2006 год
В миллиметре от заостренных носов стильных ботинок клубилась пропасть, шелестя верхушками растущих внизу деревьев, смутными силуэтами прорисовывавшихся в густеющем сумраке. На высоте ветер чувствуется острее, словно обретает вкус и запах самого неба – холодный, терпкий, с обжигающе-острым металлическим привкусом.
Ветер сдул все мысли, оставив в насмешку только чувство всеобъемлющей пустоши.
Депрессия – штука страшная и всерьез о ней рассуждать могут лишь люди, видевшие лишь легкую ее тень. Те же, кто столкнулся с ней нос к носу, как правило, предпочитают не вспоминать об этом.
Она накатывает внезапно, огромной волной прилива и бежать некуда и помощи ждать неоткуда.
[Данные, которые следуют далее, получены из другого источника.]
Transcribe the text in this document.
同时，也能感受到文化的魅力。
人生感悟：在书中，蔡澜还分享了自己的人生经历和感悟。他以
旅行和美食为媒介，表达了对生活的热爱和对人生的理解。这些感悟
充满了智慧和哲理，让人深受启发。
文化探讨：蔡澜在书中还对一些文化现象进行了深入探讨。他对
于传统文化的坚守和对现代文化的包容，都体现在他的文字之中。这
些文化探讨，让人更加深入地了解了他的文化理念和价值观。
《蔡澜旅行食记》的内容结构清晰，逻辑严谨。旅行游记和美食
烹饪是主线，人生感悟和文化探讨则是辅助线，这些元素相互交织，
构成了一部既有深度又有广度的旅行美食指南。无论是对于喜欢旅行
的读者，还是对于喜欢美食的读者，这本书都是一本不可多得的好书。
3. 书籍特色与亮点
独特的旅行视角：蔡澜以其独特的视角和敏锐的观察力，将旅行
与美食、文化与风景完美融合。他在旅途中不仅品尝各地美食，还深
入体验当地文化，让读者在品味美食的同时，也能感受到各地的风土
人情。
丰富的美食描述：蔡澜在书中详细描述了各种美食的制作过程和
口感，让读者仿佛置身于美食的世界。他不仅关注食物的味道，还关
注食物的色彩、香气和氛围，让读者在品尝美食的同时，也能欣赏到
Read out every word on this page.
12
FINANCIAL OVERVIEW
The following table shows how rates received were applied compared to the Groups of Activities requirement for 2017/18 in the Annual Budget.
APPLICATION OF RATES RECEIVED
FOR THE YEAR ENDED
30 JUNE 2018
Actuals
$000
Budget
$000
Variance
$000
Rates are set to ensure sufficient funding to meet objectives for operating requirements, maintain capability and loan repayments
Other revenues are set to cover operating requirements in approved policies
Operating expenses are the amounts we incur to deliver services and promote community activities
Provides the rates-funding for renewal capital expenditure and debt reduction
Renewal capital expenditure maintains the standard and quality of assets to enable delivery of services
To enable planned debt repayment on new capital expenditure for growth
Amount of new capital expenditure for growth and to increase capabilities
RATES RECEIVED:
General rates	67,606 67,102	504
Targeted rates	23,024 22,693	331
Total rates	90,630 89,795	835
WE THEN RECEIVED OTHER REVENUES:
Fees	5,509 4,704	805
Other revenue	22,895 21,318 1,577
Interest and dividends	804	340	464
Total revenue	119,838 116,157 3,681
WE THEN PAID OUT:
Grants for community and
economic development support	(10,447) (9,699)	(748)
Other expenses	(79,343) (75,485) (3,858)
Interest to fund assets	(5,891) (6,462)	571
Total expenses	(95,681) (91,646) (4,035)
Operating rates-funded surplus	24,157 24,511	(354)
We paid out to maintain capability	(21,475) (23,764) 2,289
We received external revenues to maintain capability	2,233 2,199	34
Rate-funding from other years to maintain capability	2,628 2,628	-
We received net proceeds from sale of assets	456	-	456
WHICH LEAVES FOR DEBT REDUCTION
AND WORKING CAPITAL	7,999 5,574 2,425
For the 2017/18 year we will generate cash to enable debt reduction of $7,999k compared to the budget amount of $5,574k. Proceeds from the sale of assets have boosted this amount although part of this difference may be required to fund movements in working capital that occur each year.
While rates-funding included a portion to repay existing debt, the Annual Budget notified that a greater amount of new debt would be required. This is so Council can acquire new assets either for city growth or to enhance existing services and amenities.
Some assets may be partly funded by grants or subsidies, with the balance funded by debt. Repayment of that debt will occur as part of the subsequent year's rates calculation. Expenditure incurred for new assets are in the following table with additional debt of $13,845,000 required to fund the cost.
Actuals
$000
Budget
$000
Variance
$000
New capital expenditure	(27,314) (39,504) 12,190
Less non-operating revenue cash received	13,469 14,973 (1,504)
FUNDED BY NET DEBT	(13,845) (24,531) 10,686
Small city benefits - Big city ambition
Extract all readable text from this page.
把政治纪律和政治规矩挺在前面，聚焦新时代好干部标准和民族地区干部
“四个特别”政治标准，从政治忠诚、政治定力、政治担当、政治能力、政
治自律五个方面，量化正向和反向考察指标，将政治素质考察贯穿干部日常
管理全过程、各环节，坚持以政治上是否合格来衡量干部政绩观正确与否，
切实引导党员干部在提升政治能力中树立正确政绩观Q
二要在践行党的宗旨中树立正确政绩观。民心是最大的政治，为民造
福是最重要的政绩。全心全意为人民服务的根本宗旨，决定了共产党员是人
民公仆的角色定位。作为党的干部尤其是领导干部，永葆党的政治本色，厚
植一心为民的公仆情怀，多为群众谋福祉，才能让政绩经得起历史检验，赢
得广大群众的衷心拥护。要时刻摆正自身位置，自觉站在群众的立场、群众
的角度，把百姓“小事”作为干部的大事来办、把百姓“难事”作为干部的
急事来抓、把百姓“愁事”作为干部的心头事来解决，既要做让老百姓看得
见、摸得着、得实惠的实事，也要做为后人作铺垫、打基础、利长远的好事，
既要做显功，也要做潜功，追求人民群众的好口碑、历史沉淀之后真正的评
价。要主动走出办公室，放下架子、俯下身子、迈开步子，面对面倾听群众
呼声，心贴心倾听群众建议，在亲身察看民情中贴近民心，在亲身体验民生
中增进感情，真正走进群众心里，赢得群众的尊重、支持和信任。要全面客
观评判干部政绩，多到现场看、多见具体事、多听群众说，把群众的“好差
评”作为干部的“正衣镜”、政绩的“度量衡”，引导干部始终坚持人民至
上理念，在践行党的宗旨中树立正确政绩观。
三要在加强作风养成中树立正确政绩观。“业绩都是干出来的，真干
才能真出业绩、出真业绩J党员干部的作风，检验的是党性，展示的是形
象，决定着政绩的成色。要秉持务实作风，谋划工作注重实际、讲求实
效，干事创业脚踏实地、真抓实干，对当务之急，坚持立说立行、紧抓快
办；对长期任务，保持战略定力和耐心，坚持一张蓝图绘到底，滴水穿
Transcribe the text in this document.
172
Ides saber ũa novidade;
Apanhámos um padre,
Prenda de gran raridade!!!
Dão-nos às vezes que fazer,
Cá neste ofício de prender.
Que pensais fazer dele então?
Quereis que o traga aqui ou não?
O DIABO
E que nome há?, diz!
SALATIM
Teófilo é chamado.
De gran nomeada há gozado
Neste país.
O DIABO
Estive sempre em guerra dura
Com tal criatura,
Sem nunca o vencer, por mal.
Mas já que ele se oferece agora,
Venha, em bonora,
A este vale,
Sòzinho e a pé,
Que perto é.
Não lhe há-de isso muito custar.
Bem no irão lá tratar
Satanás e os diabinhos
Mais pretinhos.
От себя не убежать, мир вдруг стал враждебным, а потом пустота, индифферентное безразличие, вперемежку с полнейшим неверием… Ни во что.
В жизни не остается места для «никчемного, лишенного души тела.
Марина не собиралась прыгать, просто стояла на краю, может быть, впервые в жизни так четко понимая, что вообще значит «Край» – конец лета, тусклый пасмурный вечер, сломанные заграждения на когда-то действующем, ныне бесполезно возвышающемся над заброшенной, растащенной на металлолом веткой железной дороги, мосту, и только один шаг…
Внизу мелькнул огонек карманного фонарика. Марина очнулась от бездумного мимолетного транса, зябко поежилась. Ветер пробирал до костей.
– Марьян, ты где? – донеслось откуда-то снизу. Слова прозвучали будто из трубы: скомкано, вязко, тем не менее, голос она узнала.
Тяжело вздохнув, она отступила на шаг, поколебалась с минуту, но отвечать не стала, вместо этого стала осторожно спускаться вниз, стараясь не угодить каблуками в многочисленные дыры в ступеньках. Бетон раскрошился задолго до закрытия этой железнодорожной ветки.
– Маришк, ну что же ты! – укоризненный и вместе с тем искренний возглас встретил ее внизу.
– Нормально все, дядь Саш, нормально, правда, – вздохнула она в ответ и почти сама поверила. Давившая на сердце тяжесть вдруг ослабла, словно что-то, держащее ее весь последний месяц вдруг отпустило.